Any USB3.0+ port will/should support UASP and through SCSI a method to discard. Certain older bridge chips may turn off the relevant block discard flag, probably because the chip manufacturers wanted to make newer products for more $ that had TRIM explicitly because the ability to support it is trivial (you can often modify firmware or workaround this limitation). In any case, any modern system and enclosure should have implicit support, although there are ways to test this (and also Windows seems to ignore this flag). I can say for sure that any 10Gbps chip is by far new enough.

The bridge chip is PCIe on one side, USB the other, with protocols being NVMe and UASP respectively. The TRIM command is ATA with SCSI's analog being UNMAP. The bridge chip translates SCSI to NVMe. If you look under the RTL9210B on Realtek's site, for example:
 
"Supports all command set of NVM Express SCSI Translation (e.g., Unmap, Security protocol in/out …)"
 
Notice I said TRIM is an ATA command and not NVMe. In NVMe it's Deallocate. The secret here is that the SSD controller will interpret these (TRIM, UNMAP, Deallocate, Discard) effectively as TRIM. For simplicity's sake, the primary three are usually referred to as TRIM.
 
TRIM is not as important as it used to be because modern drives are aggressive with maintenance and garbage collection, especially because they rely on SLC caching. Main reason for this is to maintain performance for burst writes (consumer), and they also check for stale data for refreshing. Without TRIM the drive is not notified by the filesystem/host when files are deleted, however if a future write from the host goes to the same location the drive realizes this file is invalid so it can mark areas for GC the next time the drive is idle. This can be an issue with sustained writes especially on a fuller drive, but for everyday consumer use (read-heavy, burst writes with lots of idle time) with some free space (with TLC and DRAM, even factory OP is enough) this isn't a huge deal. In certain environments (NAS/servers w/parity) you may even need to turn off TRIM, but I won't complicate the dicussion here.
 
That said, it is somewhat relevant for older consoles which would not send the command to external USB storage. Usually you're using SATA SSDs in that case and a lot of the bigger ones were and are DRAM-less (and possibly QLC, too) so the lack of TRIM can in some cases hurt performance, although on an old console it's not a big deal. It's still usually not the enclosure's fault.
 
To address the question more specifically, that is for 10Gbps external NVMe SSDs, it's less of an issue because you're bottlenecked by USB in most cases. USB can't pass HMB (TB and certain USB4 implementations can) so there are some drives that *might* get bogged down here, like the P3/P3 Plus, if you're doing a lot of writes.

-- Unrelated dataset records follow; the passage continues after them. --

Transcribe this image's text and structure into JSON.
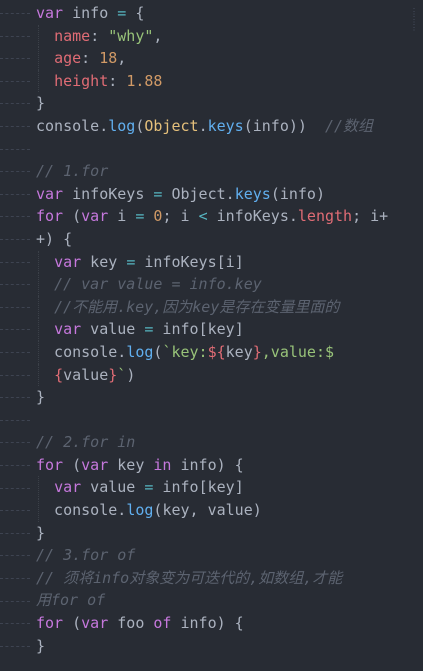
{
  "colors": {
    "background": "#282c34",
    "keyword": "#c678dd",
    "property": "#e06c75",
    "string": "#98c379",
    "number": "#d19a66",
    "function": "#61afef",
    "comment": "#5c6370"
  },
  "minimap_icon": "scroll-indicator-icon",
  "lines": [
    [
      [
        "kw",
        "var"
      ],
      [
        "id",
        " info "
      ],
      [
        "op",
        "="
      ],
      [
        "pun",
        " {"
      ]
    ],
    [
      [
        "id",
        "  "
      ],
      [
        "prop",
        "name"
      ],
      [
        "pun",
        ": "
      ],
      [
        "str",
        "\"why\""
      ],
      [
        "pun",
        ","
      ]
    ],
    [
      [
        "id",
        "  "
      ],
      [
        "prop",
        "age"
      ],
      [
        "pun",
        ": "
      ],
      [
        "num",
        "18"
      ],
      [
        "pun",
        ","
      ]
    ],
    [
      [
        "id",
        "  "
      ],
      [
        "prop",
        "height"
      ],
      [
        "pun",
        ": "
      ],
      [
        "num",
        "1.88"
      ]
    ],
    [
      [
        "pun",
        "}"
      ]
    ],
    [
      [
        "id",
        "console"
      ],
      [
        "pun",
        "."
      ],
      [
        "fn",
        "log"
      ],
      [
        "pun",
        "("
      ],
      [
        "obj",
        "Object"
      ],
      [
        "pun",
        "."
      ],
      [
        "fn",
        "keys"
      ],
      [
        "pun",
        "("
      ],
      [
        "id",
        "info"
      ],
      [
        "pun",
        "))"
      ],
      [
        "cm",
        "  //数组"
      ]
    ],
    [
      [
        "id",
        ""
      ]
    ],
    [
      [
        "cm",
        "// 1.for"
      ]
    ],
    [
      [
        "kw",
        "var"
      ],
      [
        "id",
        " infoKeys "
      ],
      [
        "op",
        "="
      ],
      [
        "id",
        " Object"
      ],
      [
        "pun",
        "."
      ],
      [
        "fn",
        "keys"
      ],
      [
        "pun",
        "("
      ],
      [
        "id",
        "info"
      ],
      [
        "pun",
        ")"
      ]
    ],
    [
      [
        "kw",
        "for"
      ],
      [
        "pun",
        " ("
      ],
      [
        "kw",
        "var"
      ],
      [
        "id",
        " i "
      ],
      [
        "op",
        "="
      ],
      [
        "num",
        " 0"
      ],
      [
        "pun",
        "; "
      ],
      [
        "id",
        "i "
      ],
      [
        "op",
        "<"
      ],
      [
        "id",
        " infoKeys"
      ],
      [
        "pun",
        "."
      ],
      [
        "prop",
        "length"
      ],
      [
        "pun",
        "; "
      ],
      [
        "id",
        "i+"
      ]
    ],
    [
      [
        "id",
        "+"
      ],
      [
        "pun",
        ") {"
      ]
    ],
    [
      [
        "id",
        "  "
      ],
      [
        "kw",
        "var"
      ],
      [
        "id",
        " key "
      ],
      [
        "op",
        "="
      ],
      [
        "id",
        " infoKeys"
      ],
      [
        "pun",
        "["
      ],
      [
        "id",
        "i"
      ],
      [
        "pun",
        "]"
      ]
    ],
    [
      [
        "id",
        "  "
      ],
      [
        "cm",
        "// var value = info.key"
      ]
    ],
    [
      [
        "id",
        "  "
      ],
      [
        "cm",
        "//不能用.key,因为key是存在变量里面的"
      ]
    ],
    [
      [
        "id",
        "  "
      ],
      [
        "kw",
        "var"
      ],
      [
        "id",
        " value "
      ],
      [
        "op",
        "="
      ],
      [
        "id",
        " info"
      ],
      [
        "pun",
        "["
      ],
      [
        "id",
        "key"
      ],
      [
        "pun",
        "]"
      ]
    ],
    [
      [
        "id",
        "  console"
      ],
      [
        "pun",
        "."
      ],
      [
        "fn",
        "log"
      ],
      [
        "pun",
        "("
      ],
      [
        "tpl",
        "`key:"
      ],
      [
        "tplx",
        "${"
      ],
      [
        "id",
        "key"
      ],
      [
        "tplx",
        "}"
      ],
      [
        "tpl",
        ",value:$"
      ]
    ],
    [
      [
        "id",
        "  "
      ],
      [
        "tplx",
        "{"
      ],
      [
        "id",
        "value"
      ],
      [
        "tplx",
        "}"
      ],
      [
        "tpl",
        "`"
      ],
      [
        "pun",
        ")"
      ]
    ],
    [
      [
        "pun",
        "}"
      ]
    ],
    [
      [
        "id",
        ""
      ]
    ],
    [
      [
        "cm",
        "// 2.for in"
      ]
    ],
    [
      [
        "kw",
        "for"
      ],
      [
        "pun",
        " ("
      ],
      [
        "kw",
        "var"
      ],
      [
        "id",
        " key "
      ],
      [
        "kw",
        "in"
      ],
      [
        "id",
        " info"
      ],
      [
        "pun",
        ") {"
      ]
    ],
    [
      [
        "id",
        "  "
      ],
      [
        "kw",
        "var"
      ],
      [
        "id",
        " value "
      ],
      [
        "op",
        "="
      ],
      [
        "id",
        " info"
      ],
      [
        "pun",
        "["
      ],
      [
        "id",
        "key"
      ],
      [
        "pun",
        "]"
      ]
    ],
    [
      [
        "id",
        "  console"
      ],
      [
        "pun",
        "."
      ],
      [
        "fn",
        "log"
      ],
      [
        "pun",
        "("
      ],
      [
        "id",
        "key, value"
      ],
      [
        "pun",
        ")"
      ]
    ],
    [
      [
        "pun",
        "}"
      ]
    ],
    [
      [
        "cm",
        "// 3.for of"
      ]
    ],
    [
      [
        "cm",
        "// 须将info对象变为可迭代的,如数组,才能"
      ]
    ],
    [
      [
        "cm",
        "用for of"
      ]
    ],
    [
      [
        "kw",
        "for"
      ],
      [
        "pun",
        " ("
      ],
      [
        "kw",
        "var"
      ],
      [
        "id",
        " foo "
      ],
      [
        "kw",
        "of"
      ],
      [
        "id",
        " info"
      ],
      [
        "pun",
        ") {"
      ]
    ],
    [
      [
        "pun",
        "}"
      ]
    ]
  ],
  "indent_guides": [
    1,
    2,
    3,
    11,
    12,
    13,
    14,
    15,
    16,
    21,
    22
  ]
}
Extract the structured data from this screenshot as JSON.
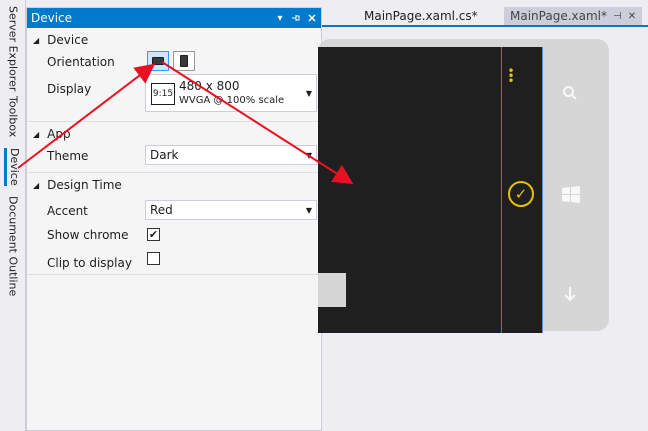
{
  "side_tabs": [
    "Server Explorer",
    "Toolbox",
    "Device",
    "Document Outline"
  ],
  "panel": {
    "title": "Device",
    "pin_icon": "pin-icon",
    "close_icon": "close-icon",
    "sections": {
      "device": {
        "title": "Device",
        "orientation_label": "Orientation",
        "display_label": "Display",
        "display_value": "480 x 800",
        "display_sub": "WVGA @ 100% scale",
        "display_icon_text": "9:15"
      },
      "app": {
        "title": "App",
        "theme_label": "Theme",
        "theme_value": "Dark"
      },
      "design_time": {
        "title": "Design Time",
        "accent_label": "Accent",
        "accent_value": "Red",
        "show_chrome_label": "Show chrome",
        "show_chrome_checked": true,
        "clip_label": "Clip to display",
        "clip_checked": false
      }
    }
  },
  "tabs": [
    {
      "label": "MainPage.xaml.cs*"
    },
    {
      "label": "MainPage.xaml*"
    }
  ],
  "colors": {
    "accent": "#007acc",
    "phone_accent": "#e8c200",
    "arrow": "#e81123"
  }
}
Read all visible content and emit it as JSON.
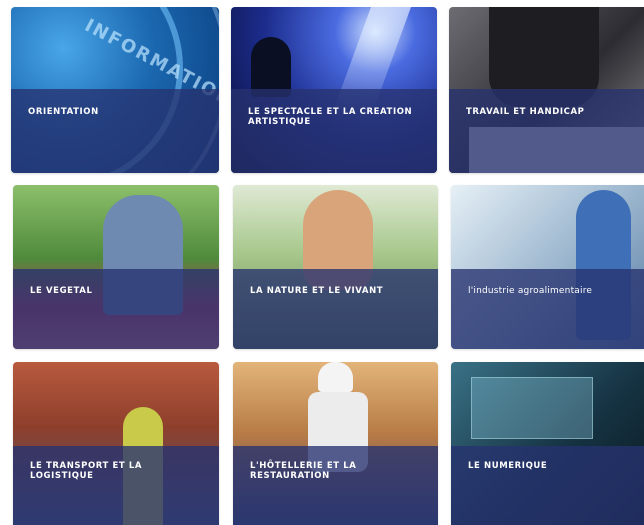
{
  "tiles": [
    {
      "label": "ORIENTATION",
      "image_text": "INFORMATION",
      "colors": [
        "#1f6fb8",
        "#0a3a7a"
      ]
    },
    {
      "label": "LE SPECTACLE ET LA CREATION ARTISTIQUE",
      "colors": [
        "#2a48b8",
        "#0b1340"
      ]
    },
    {
      "label": "TRAVAIL ET HANDICAP",
      "colors": [
        "#5a5a60",
        "#1a1a1e"
      ]
    },
    {
      "label": "LE VEGETAL",
      "colors": [
        "#6a9c4c",
        "#c8405a"
      ]
    },
    {
      "label": "LA NATURE ET LE VIVANT",
      "colors": [
        "#a7c98a",
        "#4a6a3a"
      ]
    },
    {
      "label": "l'industrie agroalimentaire",
      "colors": [
        "#cfe2ee",
        "#6f8fb0"
      ]
    },
    {
      "label": "LE TRANSPORT ET LA LOGISTIQUE",
      "colors": [
        "#a14a32",
        "#3c4f6a"
      ]
    },
    {
      "label": "L'HÔTELLERIE ET LA RESTAURATION",
      "colors": [
        "#c78a4a",
        "#2e3f6b"
      ]
    },
    {
      "label": "LE NUMERIQUE",
      "colors": [
        "#2d5a6e",
        "#0e1e28"
      ]
    }
  ]
}
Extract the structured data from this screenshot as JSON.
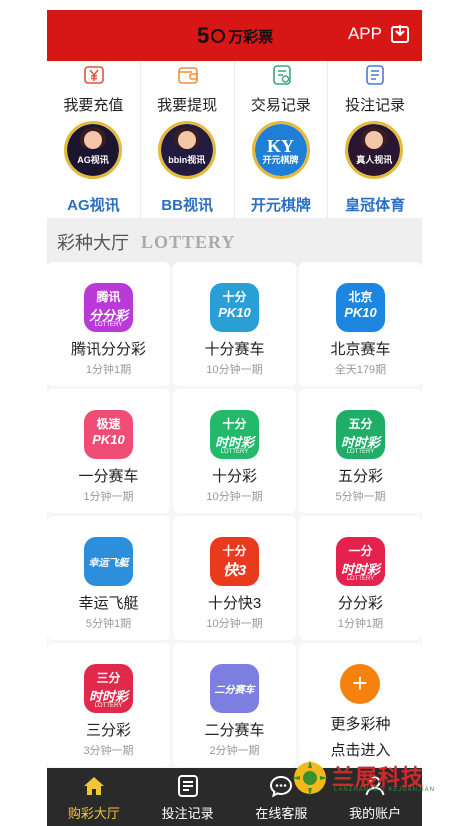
{
  "header": {
    "logo_digit": "5",
    "logo_text": "万彩票",
    "app_label": "APP",
    "bg_color": "#d71616"
  },
  "quick_actions": [
    {
      "label": "我要充值",
      "icon": "yen-recharge-icon",
      "color": "#e0533f"
    },
    {
      "label": "我要提现",
      "icon": "wallet-withdraw-icon",
      "color": "#ef8d3b"
    },
    {
      "label": "交易记录",
      "icon": "transaction-record-icon",
      "color": "#3ba77b"
    },
    {
      "label": "投注记录",
      "icon": "bet-record-icon",
      "color": "#4a7bd1"
    }
  ],
  "live_games": [
    {
      "name": "AG视讯",
      "badge": "AG视讯",
      "bg": "#1c1530"
    },
    {
      "name": "BB视讯",
      "badge": "bbin视讯",
      "bg": "#231a40"
    },
    {
      "name": "开元棋牌",
      "badge": "开元棋牌",
      "logo": "KY",
      "bg": "#1f7ed6"
    },
    {
      "name": "皇冠体育",
      "badge": "真人视讯",
      "bg": "#2a1630"
    }
  ],
  "lottery_section": {
    "title_cn": "彩种大厅",
    "title_en": "LOTTERY"
  },
  "games": [
    {
      "name": "腾讯分分彩",
      "sub": "1分钟1期",
      "icon_t1": "腾讯",
      "icon_t2": "分分彩",
      "icon_t3": "LOTTERY",
      "color": "#b93ad8"
    },
    {
      "name": "十分赛车",
      "sub": "10分钟一期",
      "icon_t1": "十分",
      "icon_t2": "PK10",
      "icon_t3": "",
      "color": "#2a9fd6"
    },
    {
      "name": "北京赛车",
      "sub": "全天179期",
      "icon_t1": "北京",
      "icon_t2": "PK10",
      "icon_t3": "",
      "color": "#1c86e0"
    },
    {
      "name": "一分赛车",
      "sub": "1分钟一期",
      "icon_t1": "极速",
      "icon_t2": "PK10",
      "icon_t3": "",
      "color": "#ef4d76"
    },
    {
      "name": "十分彩",
      "sub": "10分钟一期",
      "icon_t1": "十分",
      "icon_t2": "时时彩",
      "icon_t3": "LOTTERY",
      "color": "#22b96b"
    },
    {
      "name": "五分彩",
      "sub": "5分钟一期",
      "icon_t1": "五分",
      "icon_t2": "时时彩",
      "icon_t3": "LOTTERY",
      "color": "#1fad67"
    },
    {
      "name": "幸运飞艇",
      "sub": "5分钟1期",
      "icon_t1": "",
      "icon_t2": "幸运飞艇",
      "icon_t3": "",
      "color": "#2d8fdc"
    },
    {
      "name": "十分快3",
      "sub": "10分钟一期",
      "icon_t1": "十分",
      "icon_t2": "快3",
      "icon_t3": "",
      "color": "#ea3a1e"
    },
    {
      "name": "分分彩",
      "sub": "1分钟1期",
      "icon_t1": "一分",
      "icon_t2": "时时彩",
      "icon_t3": "LOTTERY",
      "color": "#e5214d"
    },
    {
      "name": "三分彩",
      "sub": "3分钟一期",
      "icon_t1": "三分",
      "icon_t2": "时时彩",
      "icon_t3": "LOTTERY",
      "color": "#e2284b"
    },
    {
      "name": "二分赛车",
      "sub": "2分钟一期",
      "icon_t1": "",
      "icon_t2": "二分赛车",
      "icon_t3": "",
      "color": "#7d7fe0"
    }
  ],
  "more_card": {
    "plus": "+",
    "line1": "更多彩种",
    "line2": "点击进入"
  },
  "tabbar": [
    {
      "label": "购彩大厅",
      "icon": "home-icon",
      "active": true
    },
    {
      "label": "投注记录",
      "icon": "bet-record-icon",
      "active": false
    },
    {
      "label": "在线客服",
      "icon": "chat-support-icon",
      "active": false
    },
    {
      "label": "我的账户",
      "icon": "account-icon",
      "active": false
    }
  ],
  "watermark": {
    "text": "兰展科技",
    "sub": "LANZHANKEJI KEJUANJIAN"
  }
}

You can also consider the s70 blade, as it’s little cheaper.
but yes, if performance matter, then go KC3000. 
 
Ps. Buy why it needs to be PCIe 4.0? 

If you have very slow reads it's because the cells have degraded and the controller is forced to use soft error correction, read retries, and even parity to reconstruct the data. This can happen with a very worn drive, or simply if the data is stale and never refreshed. Without knowing how the drive was used and more about the setup I can't pinpoint the issue but I will say it's extremely rare unless you had the drive sitting in a closet for two years. Alternatively there's something wrong with the firmware. The drive is supposed to refresh on its own and a full drive of reads (scan) will induce this, too. However, manually reimaging the drive - that is, making an image, secure erasing, then reapplying the image, or something equivalent - twice a year will do the trick.